More than three months after the fall of the city, she said, reports of violations of international humanitarian law and human rights abuses persist. Aid agencies face barriers to access, while schools, hospitals, markets and humanitarian convoys, including those belonging to the World Food Programme, have come under attack.
Since the start of the month alone, she said, there have been reports of strikes on aid operations by both of the warring military factions, the Sudanese Armed Forces and the Rapid Support Forces.
Cooper described what she had witnessed firsthand during a recent visit to the border between Chad and Sudan, and warned that behind the statistics lie shattered lives.
“At the Chad-Sudan border, in a camp of over 140,000 people who have fled Sudan’s conflict, 85 percent of them are women and children,” she said.
A Sudanese community worker told her she believed “half, more than half, the women in the camp had been subjected to sexual violence,” Cooper revealed.
She recounted the case of “three sisters arriving at one of the Sudanese emergency response rooms, who had all been raped. The oldest sister was 13. The youngest was eight.
“There is a war being waged on the bodies of women and girls. The world must hear the voices of the women of Sudan and not the military men who are perpetuating this conflict; voices that ensure that this council confronts the bitter truth, because the world has been catastrophically failing the people of Sudan.”
She described the conflict as “the worst humanitarian crisis of the 21st Century,” with 33 million people in need of assistance, 14 million forced from their homes, and famine “stalking millions of malnourished children.”

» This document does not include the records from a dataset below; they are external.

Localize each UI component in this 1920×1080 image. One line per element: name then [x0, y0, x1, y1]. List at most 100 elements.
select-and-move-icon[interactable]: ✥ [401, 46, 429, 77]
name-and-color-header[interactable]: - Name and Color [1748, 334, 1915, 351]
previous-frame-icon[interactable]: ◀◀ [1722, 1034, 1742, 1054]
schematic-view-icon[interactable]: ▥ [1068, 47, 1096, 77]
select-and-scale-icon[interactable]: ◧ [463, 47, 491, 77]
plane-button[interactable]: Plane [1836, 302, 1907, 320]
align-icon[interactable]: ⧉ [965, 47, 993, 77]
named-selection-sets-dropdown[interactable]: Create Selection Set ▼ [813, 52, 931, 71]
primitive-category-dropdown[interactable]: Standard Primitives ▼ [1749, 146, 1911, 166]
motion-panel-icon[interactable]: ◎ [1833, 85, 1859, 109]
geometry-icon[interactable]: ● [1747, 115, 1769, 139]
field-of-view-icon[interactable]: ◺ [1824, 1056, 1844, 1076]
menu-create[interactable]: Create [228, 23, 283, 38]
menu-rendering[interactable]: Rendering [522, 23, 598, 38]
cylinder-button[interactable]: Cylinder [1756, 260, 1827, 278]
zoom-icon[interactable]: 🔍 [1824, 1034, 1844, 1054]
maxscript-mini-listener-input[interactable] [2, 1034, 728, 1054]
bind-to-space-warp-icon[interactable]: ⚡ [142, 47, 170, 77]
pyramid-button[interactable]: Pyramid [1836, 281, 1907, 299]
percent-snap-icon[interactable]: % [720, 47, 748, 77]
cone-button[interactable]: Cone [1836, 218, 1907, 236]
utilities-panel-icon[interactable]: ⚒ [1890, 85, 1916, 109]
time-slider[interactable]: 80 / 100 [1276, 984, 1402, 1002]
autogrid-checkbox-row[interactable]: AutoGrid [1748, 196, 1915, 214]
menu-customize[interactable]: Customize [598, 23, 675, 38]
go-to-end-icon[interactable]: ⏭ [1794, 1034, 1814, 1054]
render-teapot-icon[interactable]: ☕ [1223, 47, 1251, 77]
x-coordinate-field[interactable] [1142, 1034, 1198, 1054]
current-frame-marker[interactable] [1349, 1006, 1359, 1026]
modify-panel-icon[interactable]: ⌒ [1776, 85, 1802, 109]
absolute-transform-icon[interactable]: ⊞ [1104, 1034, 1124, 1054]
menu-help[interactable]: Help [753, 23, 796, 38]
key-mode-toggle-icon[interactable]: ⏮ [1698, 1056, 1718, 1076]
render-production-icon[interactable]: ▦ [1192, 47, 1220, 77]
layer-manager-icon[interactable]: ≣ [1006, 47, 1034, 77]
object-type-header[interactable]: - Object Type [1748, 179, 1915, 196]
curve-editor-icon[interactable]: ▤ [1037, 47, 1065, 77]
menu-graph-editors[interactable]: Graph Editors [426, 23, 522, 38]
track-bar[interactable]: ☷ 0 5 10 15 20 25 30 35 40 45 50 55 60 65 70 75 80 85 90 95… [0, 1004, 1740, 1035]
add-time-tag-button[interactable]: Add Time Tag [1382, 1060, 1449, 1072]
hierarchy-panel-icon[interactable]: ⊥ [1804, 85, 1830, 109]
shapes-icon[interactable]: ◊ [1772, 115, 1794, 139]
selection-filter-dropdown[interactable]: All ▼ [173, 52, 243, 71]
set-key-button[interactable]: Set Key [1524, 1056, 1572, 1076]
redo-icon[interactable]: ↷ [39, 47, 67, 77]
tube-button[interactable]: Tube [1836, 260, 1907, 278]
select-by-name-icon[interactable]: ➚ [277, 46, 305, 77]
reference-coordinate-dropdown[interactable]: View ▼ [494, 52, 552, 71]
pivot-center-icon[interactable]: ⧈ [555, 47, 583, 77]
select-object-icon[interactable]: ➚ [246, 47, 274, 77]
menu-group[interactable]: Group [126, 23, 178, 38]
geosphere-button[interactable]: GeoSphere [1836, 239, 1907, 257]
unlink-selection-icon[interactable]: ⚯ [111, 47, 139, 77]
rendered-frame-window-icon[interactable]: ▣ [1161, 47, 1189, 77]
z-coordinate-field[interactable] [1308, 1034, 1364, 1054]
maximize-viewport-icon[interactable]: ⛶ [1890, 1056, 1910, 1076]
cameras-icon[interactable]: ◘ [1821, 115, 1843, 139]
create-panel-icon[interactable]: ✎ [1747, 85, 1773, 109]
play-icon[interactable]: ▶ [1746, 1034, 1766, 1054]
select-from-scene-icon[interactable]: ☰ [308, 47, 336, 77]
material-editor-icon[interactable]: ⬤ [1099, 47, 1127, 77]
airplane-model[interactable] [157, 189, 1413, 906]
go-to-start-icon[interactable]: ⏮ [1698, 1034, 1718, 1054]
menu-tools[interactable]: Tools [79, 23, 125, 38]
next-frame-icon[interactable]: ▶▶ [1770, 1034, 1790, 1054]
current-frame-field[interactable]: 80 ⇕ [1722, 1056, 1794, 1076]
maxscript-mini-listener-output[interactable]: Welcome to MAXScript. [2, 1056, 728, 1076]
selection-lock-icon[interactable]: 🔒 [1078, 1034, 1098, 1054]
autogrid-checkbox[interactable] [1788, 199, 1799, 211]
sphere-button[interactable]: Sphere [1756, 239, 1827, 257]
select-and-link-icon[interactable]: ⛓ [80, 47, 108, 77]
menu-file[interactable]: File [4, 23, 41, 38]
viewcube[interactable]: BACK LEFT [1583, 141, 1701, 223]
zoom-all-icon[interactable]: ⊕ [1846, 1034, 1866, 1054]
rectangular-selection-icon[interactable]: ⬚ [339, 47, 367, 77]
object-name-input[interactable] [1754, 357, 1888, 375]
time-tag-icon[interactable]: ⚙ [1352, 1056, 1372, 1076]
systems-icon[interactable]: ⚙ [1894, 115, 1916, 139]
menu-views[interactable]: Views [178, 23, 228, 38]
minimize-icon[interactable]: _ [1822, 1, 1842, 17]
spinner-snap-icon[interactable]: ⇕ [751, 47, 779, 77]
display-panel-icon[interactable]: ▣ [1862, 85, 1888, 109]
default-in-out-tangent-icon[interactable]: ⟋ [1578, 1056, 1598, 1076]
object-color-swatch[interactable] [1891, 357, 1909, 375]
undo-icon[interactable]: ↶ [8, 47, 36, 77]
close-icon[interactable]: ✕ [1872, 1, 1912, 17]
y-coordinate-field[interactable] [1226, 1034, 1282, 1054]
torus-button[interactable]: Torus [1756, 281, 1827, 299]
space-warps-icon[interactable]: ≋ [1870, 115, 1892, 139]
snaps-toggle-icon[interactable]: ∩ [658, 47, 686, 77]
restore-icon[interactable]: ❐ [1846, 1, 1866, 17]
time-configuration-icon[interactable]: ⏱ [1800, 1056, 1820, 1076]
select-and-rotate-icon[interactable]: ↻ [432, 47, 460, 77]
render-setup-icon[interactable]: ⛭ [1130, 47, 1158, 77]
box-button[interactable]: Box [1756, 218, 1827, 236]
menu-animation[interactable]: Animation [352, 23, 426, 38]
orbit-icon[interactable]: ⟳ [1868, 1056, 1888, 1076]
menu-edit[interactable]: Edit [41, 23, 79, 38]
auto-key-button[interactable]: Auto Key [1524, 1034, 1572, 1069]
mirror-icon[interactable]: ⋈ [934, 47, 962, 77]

It is also a regional security crisis and a migration crisis, Cooper added, as she warned of destabilization across the Horn of Africa and the Sahel, opportunities for extremist groups to exploit the instability, and the risk of increased migration affecting Europe.
Cooper commended US-led efforts to convene regional powers, including Egypt, the UAE and Saudi Arabia, to discuss peace plans, as well as support from the African Union and the EU.
“We will need pressure from every UN member state,” she said. “I urge all of those with influence on both the RSF and the SAF not to fuel further conflict, but instead to exert maximum pressure on them to halt the bloodshed.”
She warned that “the reason that the military men still convince themselves there is a military solution is because they can still obtain ever-more lethal weapons.”
Arms restrictions “need to be enforced and extended,” Cooper said, adding: “Now is the time to choke off the arms flows and exert tangible pressure for peace.”
She also called for greater accountability, saying it was time for more sanctions against the perpetrators. The UK has already sanctioned senior RSF commanders linked to atrocities in El-Fasher, she said, and joined the US and France in proposing that they be designated by the Security Council.
Recalling the diplomatic momentum behind efforts to secure a ceasefire in Gaza last year, Cooper said: “We need that same energy and determination to bring peace for Sudan so we can
secure an immediate ceasefire, humanitarian truce, and so that those responsible for atrocities are held to account.
“Let this be the time that the world comes together to end the cycle of bloodshed and to pursue a path to peace.”